世界のトイレ

2010年03月19日(金) 15:19

UXいろいろ, 本&映画の紹介, モノ+コトの話

ロンドンのデザイン博物館で見つけて衝動買い(最近、衝動買いが多いな…)した『Toilets of the World(世界のトイレ/写真[1])』です。すごく面白かった!

 

[1] 世界のトイレ。面白いです [2] 北京の公衆便所。開放感 [3] インドの和洋折衷トイレ

読み始めて間もなく、カナダにあるという女子用立ち小便器を見てまず軽く衝撃を受けます。ちょっと使ってみたいけど、衛生的にどうなのよ?という作りで、その場に立ったらおそらく躊躇することでしょう。でも立ち小便、男兄弟を持つ女の子ならきっと誰もが一度は憧れたことがあるはず…(わたしだけか?)。ちなみに現場は、モントリオールのとある飲み屋らしいです。

パナマのナルネガ島。桟橋の先っぽにある掘っ立て小屋みたいのが実はトイレで、排泄物はすべてそのまま海へ。そうと知らない観光客が、下を泳ぐ姿を見かけることがあるらしいです。桟橋付近での水泳は気をつけましょう。

フィリップ・スタルクなど有名デザイナーや洋食器でおなじみのビレロイボッホなんかがデザインした便器もヨーロッパにはあるようですが、世界一高級なトイレは香港の“黄金のトイレ”だそうです。

オランダの飲み屋街に必ず設置されていた男子用公衆立ち小便器はこの本には紹介されていなかったけど、同じ出で立ちのものがロンドンでも採用されていることが分かりました。ロンドン版はさらに進化していて、普段は地面に埋まっていて、週末の夜になるとニョキニョキと現れるらしい。そうと分かっていたら、出張中に見学に行ったのに…。見逃しちゃって残念です。

中国のトイレは個室になってなくて…という話はよく聞きますが、家にトイレがなくて公衆便所を使うのが当たり前、という生活をされている方が中国の首都北京にはまだ大勢いらっしゃるらしく、そんな家庭では“携帯便座”を軒先にぶら下げておいて、家族はそれを持って公衆便所へ行く仕組みになっていたりするようです(写真[2]/開放感たっぷりの公衆便所(左)と軒先にぶら下がっている携帯便座(右上))。

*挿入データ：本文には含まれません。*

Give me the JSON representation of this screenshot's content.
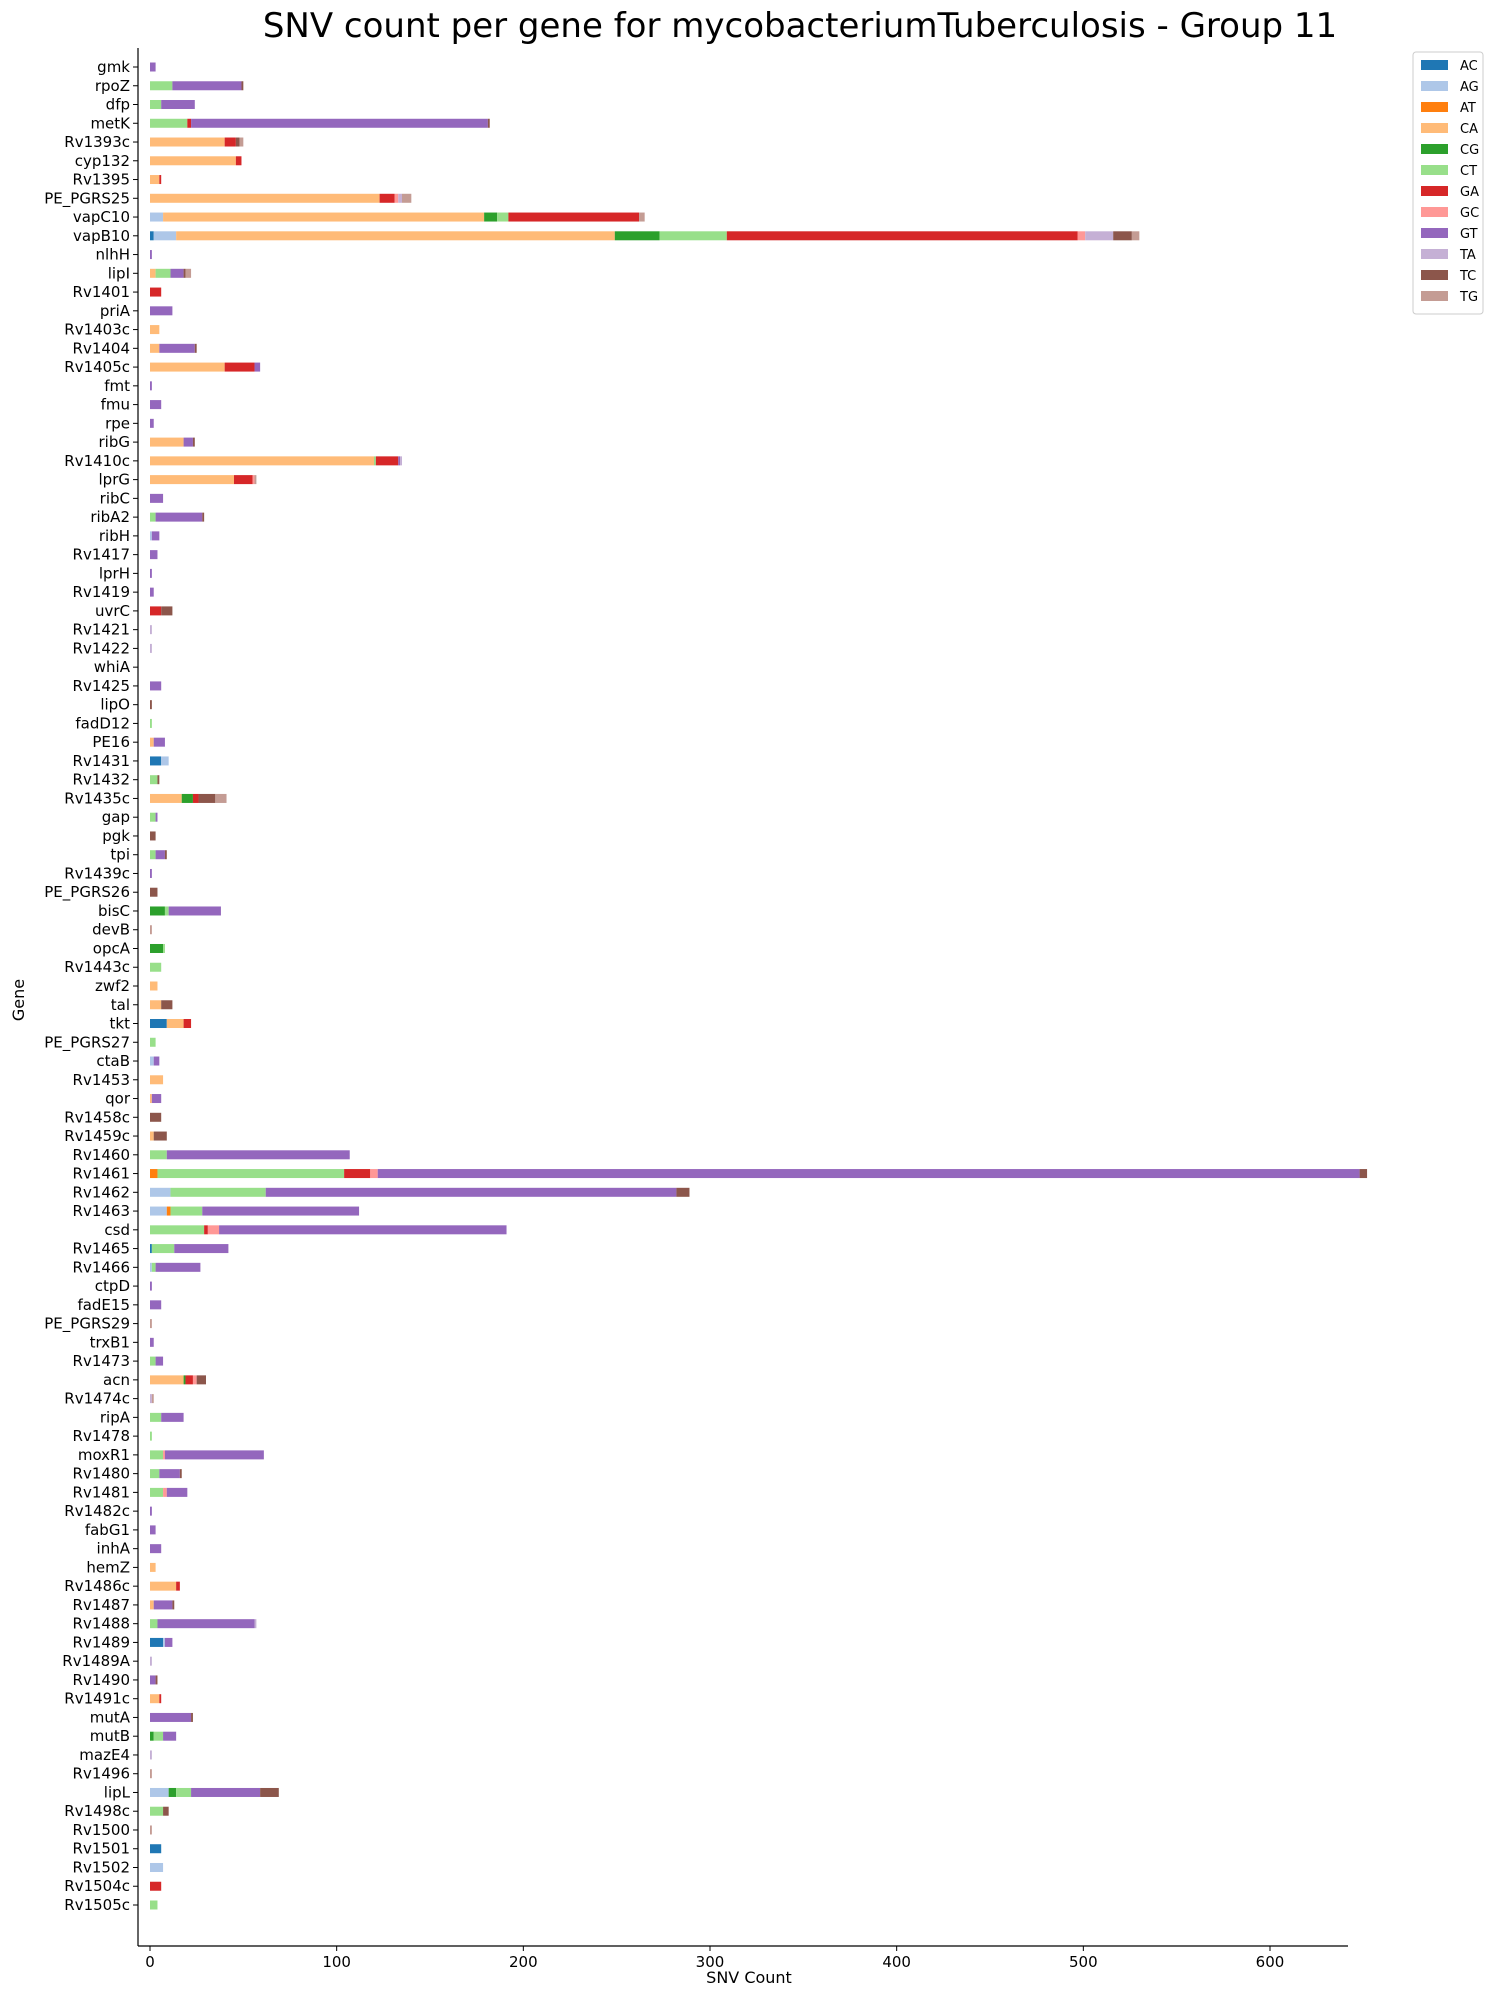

インドの“和洋折衷トイレ”には感心しました(写真[3])。座って用を足したい人は便座を使えばイイし、便座に座るのは不潔だから嫌だ!という人は便座を上げて足場に乗り、かがんで用を足すべし、という作りになっています。足場は少し大きめになっているのでそれほど不安定感はなさそう。けっこうよく出来たデザインですね。使ってみたいかも。

これまで知る術もなかったので知りませんでしたが、男子トイレの小用便器には実はかなりのバリエーションがあるんですね。なんだか少し羨ましいです。でも、使い方をいちいち考えなくてはならなくて、緊急時にはあまり嬉しくないのかな? それとも、男の子なら直感的に分かるのでしょうか? そんな男子トイレのお話も豊富だったので著者は当然男性だと思って読んでいましたが、女性でした。フリーのライターさんとフリーのカメラマンさんが、世界中を旅して集めたネタだそうな。トルコの公衆便所で二人並んでズボンを下げて、笑顔で用を足している巻末の写真が最後の笑い処です。